Every once in awhile, a little too much confidence sinks in.  Confidence I don’t yet deserve.  It courses through my veins, lifts my head upward, and amplifies my voice.

“You totally know what you’re talking about.  You are awesome, and everyone’s  confirming it.  Shed every ounce of restraint, for this next post will blow their minds!”

I’ve had nothing but positive feedback from readers on this site.  With every email, comment, and pingback, my thinking gets more deluded.  I realize bloggers are a self-affirming crowd, but I like to bring myself down to earth from time-to-time.  You know what?  I’ve piggybacked on the theories of smarter people who have accumulated tons of wisdom over the course of their extensive careers.  All I can really attribute to myself is that I read a lot, and I have a fraction of their experience.

This post is as much for you as it is for me.  I’m 22, and I’m only beginning to figure this stuff out.

By Charlie Hoehn

6 comments on “Pride

  1. I’ve found myself in this odd paradigm, where the more I learn, the more I realize how much I don’t know. The shift from a bold self-assurance to a humbling, healthy slap in the face is part of the everlasting process. This seems to be what you are referring to.

  2. Age is of little consequence. Sure, experience is great, but most people have an amazing capacity to do nothing, or as little as possible.

    There are many in their 20’s that have very little “experience,” yet have changed the way the internet world and corporate America thinks (WordPress, Facebook, etc.)

    To many are committed to learning, but not committed to doing. There is a huge difference!

  3. @Alex — I actually haven’t had any humbling slaps in the face. This one was self-inflicted. While I think that I’ve worked hard and deserve some of the good things that have happened, a lot of it has just been luck.

    @Bob — I actually agree with you: age is of little consequence. In fact, one of the most intelligent and accomplished people I know is 20 years old. But I disagree with your last statement. I don’t think enough people are committed to learning. Too many kids my age think they deserve respect simply because they have a degree, even though they have almost no experience or personal wisdom to their name. They don’t even read books (I think the average American reads less than one book per year). I’m happy with the direction I’m headed, but I have to remind myself every now and then that I have not acquired enough wisdom/experience to justify the amount of self-assurance I sometimes have. There’s a big difference between quiet confidence and hubris — I’m just trying to avoid the latter.

  4. I also believe that continuing education, either formal or via books, etc is vital. My point was that too many people use education as a crutch for not doing anything. In my business, Real Estate, 85% of the business is done by 15% of the agents.

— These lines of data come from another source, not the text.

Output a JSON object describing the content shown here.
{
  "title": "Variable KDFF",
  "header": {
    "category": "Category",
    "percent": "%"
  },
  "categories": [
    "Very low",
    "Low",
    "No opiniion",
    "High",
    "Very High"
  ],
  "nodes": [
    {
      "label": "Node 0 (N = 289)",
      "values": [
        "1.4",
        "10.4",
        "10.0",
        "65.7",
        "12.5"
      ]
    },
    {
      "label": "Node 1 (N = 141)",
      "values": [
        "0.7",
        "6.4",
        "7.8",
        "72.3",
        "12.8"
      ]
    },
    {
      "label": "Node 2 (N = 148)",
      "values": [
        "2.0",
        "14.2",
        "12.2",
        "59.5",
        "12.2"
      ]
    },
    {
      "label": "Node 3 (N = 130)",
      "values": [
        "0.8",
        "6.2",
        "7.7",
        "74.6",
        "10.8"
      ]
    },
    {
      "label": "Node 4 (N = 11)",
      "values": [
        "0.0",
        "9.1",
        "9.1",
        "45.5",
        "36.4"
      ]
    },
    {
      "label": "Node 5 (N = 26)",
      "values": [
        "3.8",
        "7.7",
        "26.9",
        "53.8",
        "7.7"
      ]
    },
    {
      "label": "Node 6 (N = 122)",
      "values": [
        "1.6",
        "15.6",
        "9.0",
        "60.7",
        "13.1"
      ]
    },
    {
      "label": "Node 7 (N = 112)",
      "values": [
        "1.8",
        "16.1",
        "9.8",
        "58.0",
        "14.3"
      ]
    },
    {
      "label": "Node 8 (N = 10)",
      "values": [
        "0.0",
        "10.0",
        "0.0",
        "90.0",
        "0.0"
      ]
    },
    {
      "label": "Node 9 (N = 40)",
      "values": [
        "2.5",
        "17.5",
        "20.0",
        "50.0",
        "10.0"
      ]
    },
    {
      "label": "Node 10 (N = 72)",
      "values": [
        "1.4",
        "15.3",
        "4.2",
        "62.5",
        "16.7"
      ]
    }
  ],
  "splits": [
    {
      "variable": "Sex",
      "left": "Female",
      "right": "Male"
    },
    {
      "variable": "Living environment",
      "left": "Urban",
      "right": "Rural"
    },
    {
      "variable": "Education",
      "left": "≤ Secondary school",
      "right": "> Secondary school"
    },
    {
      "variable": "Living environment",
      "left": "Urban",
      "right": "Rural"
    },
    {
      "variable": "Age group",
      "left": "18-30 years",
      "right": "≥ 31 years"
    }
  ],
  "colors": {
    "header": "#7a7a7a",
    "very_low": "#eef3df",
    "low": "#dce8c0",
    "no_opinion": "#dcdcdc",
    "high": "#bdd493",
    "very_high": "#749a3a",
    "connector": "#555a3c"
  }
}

    The large majority of these agents doing nothing are very well educated, and continue to get more knowledge, but they never put it into real world practice. IMO, fear prevents them from getting out and doing, while learning more and more is safe.

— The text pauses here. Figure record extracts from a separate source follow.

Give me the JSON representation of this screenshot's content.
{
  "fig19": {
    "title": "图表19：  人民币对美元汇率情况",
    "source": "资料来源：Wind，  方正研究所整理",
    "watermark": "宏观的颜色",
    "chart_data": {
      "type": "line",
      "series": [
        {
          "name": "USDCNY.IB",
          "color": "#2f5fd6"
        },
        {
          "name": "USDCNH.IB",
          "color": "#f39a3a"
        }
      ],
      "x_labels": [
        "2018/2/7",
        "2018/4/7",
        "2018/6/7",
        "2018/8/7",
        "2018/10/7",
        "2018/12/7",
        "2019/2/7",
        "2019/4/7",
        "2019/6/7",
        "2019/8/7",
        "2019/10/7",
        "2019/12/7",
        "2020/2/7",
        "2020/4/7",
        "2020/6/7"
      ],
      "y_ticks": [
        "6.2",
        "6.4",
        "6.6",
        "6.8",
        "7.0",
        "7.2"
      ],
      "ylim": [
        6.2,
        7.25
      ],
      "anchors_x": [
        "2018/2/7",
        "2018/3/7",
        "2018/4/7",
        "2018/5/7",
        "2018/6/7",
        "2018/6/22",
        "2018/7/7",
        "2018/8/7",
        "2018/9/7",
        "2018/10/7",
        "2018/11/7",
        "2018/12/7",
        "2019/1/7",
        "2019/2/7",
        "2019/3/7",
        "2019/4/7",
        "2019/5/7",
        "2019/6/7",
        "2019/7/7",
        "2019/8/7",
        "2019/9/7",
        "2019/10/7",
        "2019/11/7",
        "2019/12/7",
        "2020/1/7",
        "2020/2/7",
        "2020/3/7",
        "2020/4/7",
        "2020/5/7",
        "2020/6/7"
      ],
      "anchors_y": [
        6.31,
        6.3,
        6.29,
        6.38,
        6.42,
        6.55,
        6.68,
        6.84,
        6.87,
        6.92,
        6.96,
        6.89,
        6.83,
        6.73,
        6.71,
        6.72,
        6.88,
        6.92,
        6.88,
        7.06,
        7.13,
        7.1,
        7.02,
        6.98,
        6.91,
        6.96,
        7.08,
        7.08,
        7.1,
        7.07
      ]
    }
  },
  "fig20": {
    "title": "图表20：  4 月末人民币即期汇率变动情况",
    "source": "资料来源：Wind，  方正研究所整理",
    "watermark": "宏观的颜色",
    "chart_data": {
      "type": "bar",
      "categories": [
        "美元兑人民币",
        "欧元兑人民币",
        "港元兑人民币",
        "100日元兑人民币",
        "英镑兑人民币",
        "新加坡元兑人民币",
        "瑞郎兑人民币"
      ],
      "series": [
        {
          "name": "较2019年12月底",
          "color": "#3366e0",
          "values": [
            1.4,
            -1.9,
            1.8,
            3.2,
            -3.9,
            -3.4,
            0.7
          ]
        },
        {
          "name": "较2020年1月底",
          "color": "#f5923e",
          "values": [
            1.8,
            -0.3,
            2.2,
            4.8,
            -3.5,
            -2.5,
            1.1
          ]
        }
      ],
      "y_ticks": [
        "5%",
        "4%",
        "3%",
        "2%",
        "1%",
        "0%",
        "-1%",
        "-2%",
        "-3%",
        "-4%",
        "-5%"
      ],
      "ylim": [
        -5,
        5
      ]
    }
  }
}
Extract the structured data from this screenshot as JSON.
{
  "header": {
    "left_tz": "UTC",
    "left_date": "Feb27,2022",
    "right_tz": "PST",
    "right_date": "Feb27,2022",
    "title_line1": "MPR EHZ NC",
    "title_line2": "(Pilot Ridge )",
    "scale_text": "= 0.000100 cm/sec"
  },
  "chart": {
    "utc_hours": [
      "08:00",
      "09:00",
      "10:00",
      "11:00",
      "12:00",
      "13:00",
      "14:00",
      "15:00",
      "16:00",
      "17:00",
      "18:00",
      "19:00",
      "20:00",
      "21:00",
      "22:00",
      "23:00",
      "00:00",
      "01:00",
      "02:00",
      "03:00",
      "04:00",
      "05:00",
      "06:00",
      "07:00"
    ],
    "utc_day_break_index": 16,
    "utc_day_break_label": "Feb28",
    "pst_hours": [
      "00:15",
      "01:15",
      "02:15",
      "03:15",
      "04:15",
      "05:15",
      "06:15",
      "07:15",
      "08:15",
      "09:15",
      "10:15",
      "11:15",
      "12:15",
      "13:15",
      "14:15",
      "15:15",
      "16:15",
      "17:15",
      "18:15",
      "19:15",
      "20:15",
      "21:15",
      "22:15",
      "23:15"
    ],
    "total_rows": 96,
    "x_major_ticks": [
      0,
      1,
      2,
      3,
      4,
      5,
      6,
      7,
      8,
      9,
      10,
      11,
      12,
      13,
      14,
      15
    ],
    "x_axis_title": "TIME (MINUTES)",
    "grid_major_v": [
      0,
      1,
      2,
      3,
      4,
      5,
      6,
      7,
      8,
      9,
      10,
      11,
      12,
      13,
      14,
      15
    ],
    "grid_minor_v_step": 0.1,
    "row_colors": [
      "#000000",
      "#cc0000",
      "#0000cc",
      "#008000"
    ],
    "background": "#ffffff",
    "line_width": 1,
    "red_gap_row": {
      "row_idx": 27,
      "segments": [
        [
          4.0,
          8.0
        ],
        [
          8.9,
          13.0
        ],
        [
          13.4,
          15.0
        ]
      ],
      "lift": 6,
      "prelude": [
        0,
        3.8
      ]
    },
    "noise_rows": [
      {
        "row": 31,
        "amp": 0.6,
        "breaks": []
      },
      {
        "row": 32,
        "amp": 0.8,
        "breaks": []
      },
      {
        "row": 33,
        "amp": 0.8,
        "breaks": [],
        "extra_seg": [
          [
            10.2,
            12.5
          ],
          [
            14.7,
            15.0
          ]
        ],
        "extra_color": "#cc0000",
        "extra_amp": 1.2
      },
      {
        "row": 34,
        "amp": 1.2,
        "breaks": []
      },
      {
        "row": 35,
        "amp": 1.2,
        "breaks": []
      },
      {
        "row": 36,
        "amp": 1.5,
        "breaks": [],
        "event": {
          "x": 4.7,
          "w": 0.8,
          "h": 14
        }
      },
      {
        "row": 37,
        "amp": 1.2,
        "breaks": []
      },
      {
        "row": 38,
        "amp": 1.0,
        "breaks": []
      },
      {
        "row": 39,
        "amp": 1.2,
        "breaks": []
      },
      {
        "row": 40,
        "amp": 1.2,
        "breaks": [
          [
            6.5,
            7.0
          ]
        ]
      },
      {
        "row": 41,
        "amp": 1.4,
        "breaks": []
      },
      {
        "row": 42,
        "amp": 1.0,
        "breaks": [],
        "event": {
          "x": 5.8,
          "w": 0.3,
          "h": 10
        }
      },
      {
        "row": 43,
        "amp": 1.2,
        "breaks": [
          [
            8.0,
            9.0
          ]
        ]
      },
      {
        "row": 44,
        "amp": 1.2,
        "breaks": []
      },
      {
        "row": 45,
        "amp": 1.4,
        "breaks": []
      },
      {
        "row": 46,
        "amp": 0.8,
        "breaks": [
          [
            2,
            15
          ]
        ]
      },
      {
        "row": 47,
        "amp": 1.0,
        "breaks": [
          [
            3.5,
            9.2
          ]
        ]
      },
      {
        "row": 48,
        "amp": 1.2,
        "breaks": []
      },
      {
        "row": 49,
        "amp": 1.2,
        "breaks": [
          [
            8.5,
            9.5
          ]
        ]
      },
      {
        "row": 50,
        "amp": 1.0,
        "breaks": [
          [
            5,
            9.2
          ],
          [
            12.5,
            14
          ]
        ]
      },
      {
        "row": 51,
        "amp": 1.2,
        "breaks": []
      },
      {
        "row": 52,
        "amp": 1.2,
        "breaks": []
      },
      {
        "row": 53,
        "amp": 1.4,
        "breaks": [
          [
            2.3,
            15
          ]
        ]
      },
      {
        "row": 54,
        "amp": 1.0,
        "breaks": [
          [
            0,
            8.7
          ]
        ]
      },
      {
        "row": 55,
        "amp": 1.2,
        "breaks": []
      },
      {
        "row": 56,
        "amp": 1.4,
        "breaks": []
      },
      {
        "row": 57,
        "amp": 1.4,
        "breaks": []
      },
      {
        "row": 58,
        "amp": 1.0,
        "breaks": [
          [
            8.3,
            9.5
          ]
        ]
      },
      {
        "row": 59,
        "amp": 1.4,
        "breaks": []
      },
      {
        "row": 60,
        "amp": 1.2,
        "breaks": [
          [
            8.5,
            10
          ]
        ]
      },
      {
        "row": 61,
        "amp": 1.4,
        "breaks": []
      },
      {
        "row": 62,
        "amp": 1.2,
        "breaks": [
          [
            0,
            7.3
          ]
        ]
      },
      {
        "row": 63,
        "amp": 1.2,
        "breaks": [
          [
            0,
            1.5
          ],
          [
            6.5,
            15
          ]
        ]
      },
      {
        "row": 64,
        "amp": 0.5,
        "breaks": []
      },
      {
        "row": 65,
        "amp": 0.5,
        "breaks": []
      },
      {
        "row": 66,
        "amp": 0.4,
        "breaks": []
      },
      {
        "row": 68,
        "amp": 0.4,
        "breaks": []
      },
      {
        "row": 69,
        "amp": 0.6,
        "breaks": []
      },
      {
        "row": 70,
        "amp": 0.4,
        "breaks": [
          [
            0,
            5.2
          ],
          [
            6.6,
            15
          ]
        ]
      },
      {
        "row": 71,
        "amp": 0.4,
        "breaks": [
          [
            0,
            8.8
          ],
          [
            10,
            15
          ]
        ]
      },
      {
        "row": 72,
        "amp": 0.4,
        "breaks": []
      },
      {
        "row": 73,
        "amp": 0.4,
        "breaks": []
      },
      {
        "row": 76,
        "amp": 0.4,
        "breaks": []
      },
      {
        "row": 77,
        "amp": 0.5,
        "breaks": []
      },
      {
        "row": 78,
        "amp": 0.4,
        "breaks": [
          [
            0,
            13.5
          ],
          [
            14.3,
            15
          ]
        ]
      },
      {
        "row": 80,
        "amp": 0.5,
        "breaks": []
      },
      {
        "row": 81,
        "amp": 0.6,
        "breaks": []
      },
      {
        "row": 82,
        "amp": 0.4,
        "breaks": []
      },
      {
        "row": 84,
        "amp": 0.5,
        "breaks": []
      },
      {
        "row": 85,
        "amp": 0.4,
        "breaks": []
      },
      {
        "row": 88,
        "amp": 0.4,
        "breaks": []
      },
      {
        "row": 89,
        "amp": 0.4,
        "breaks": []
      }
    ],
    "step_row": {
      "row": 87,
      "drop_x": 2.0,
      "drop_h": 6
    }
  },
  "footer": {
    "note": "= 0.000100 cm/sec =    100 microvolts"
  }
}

    Execution is the problem. It’s a lot easier to learn things than it is to actually execute on them. When you use the increased knowledge to better your self, service, or systems, THEN the magic will happen.

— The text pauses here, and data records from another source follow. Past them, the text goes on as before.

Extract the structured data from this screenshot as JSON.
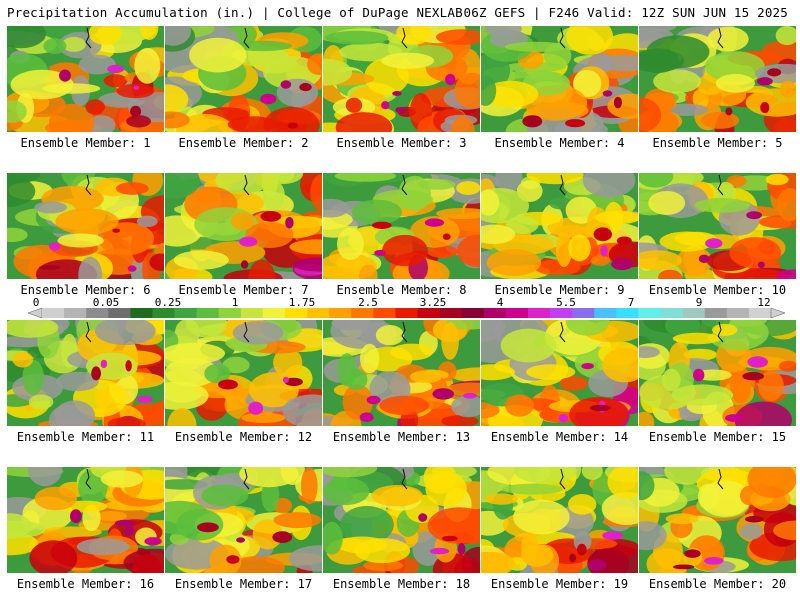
{
  "header": {
    "left": "Precipitation Accumulation (in.) | College of DuPage NEXLAB",
    "right": "06Z GEFS | F246 Valid: 12Z SUN JUN 15 2025"
  },
  "colorbar": {
    "tick_labels": [
      "0",
      "0.05",
      "0.25",
      "1",
      "1.75",
      "2.5",
      "3.25",
      "4",
      "5.5",
      "7",
      "9",
      "12"
    ],
    "colors": [
      "#cfcfcf",
      "#b4b4b4",
      "#8c8c8c",
      "#6e6e6e",
      "#1f6b1f",
      "#2e8b2e",
      "#3fa53f",
      "#5cbe3c",
      "#8fd43a",
      "#c6e63a",
      "#f2f23a",
      "#ffe000",
      "#ffc000",
      "#ffa000",
      "#ff7800",
      "#ff4a00",
      "#e81a00",
      "#c8000e",
      "#a80020",
      "#8a0030",
      "#b0006a",
      "#d0008e",
      "#e020c8",
      "#c040f0",
      "#8a6cf0",
      "#4ac0f8",
      "#38e0ff",
      "#60f0e8",
      "#80e0d8",
      "#a0c8c0",
      "#9a9a9a",
      "#b4b4b4",
      "#d0d0d0"
    ]
  },
  "panels": [
    {
      "label": "Ensemble Member: 1"
    },
    {
      "label": "Ensemble Member: 2"
    },
    {
      "label": "Ensemble Member: 3"
    },
    {
      "label": "Ensemble Member: 4"
    },
    {
      "label": "Ensemble Member: 5"
    },
    {
      "label": "Ensemble Member: 6"
    },
    {
      "label": "Ensemble Member: 7"
    },
    {
      "label": "Ensemble Member: 8"
    },
    {
      "label": "Ensemble Member: 9"
    },
    {
      "label": "Ensemble Member: 10"
    },
    {
      "label": "Ensemble Member: 11"
    },
    {
      "label": "Ensemble Member: 12"
    },
    {
      "label": "Ensemble Member: 13"
    },
    {
      "label": "Ensemble Member: 14"
    },
    {
      "label": "Ensemble Member: 15"
    },
    {
      "label": "Ensemble Member: 16"
    },
    {
      "label": "Ensemble Member: 17"
    },
    {
      "label": "Ensemble Member: 18"
    },
    {
      "label": "Ensemble Member: 19"
    },
    {
      "label": "Ensemble Member: 20"
    }
  ]
}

    Keep putting out good stuff like this, I love it!

  5. Haha, thanks Bob. I’ll keep putting stuff out – I promise : )

    And I have a better understanding of what you’re saying now and completely agree. Paralysis by analysis is all too common (I have done it many times myself). I think it’s because it’s difficult to recognize the point of diminishing returns — you’re gaining a lot from learning so much about your particular field, but when do you reach the level where you’ve learned enough to get by but know it would be more valuable to spend your time executing? Hard to say, but action is far more important than analyzing. You get nothing done if you sit around reading 500 blogs every day. You have to put your knowledge to work.

  6. One can listen to podcasts, read blogs, absorb endless amounts of knowledge, delve into deep meditations…but any of it only seems to matter when you communicate your ideas to others. So by action and interaction knowledge can become wisdom.

    Very few have knowledge and wisdom that can affect people without effort. Sure you can expand your intellect by reading Stephen Hawking, Decarte or Hemingway. But none of that means much unless someone actually reads it.

    Whether that is putting knowledge to practice on the streets or even exchanging ideas on the internet, when education/knowledge causes people to act and interact – that experience leads to wisdom.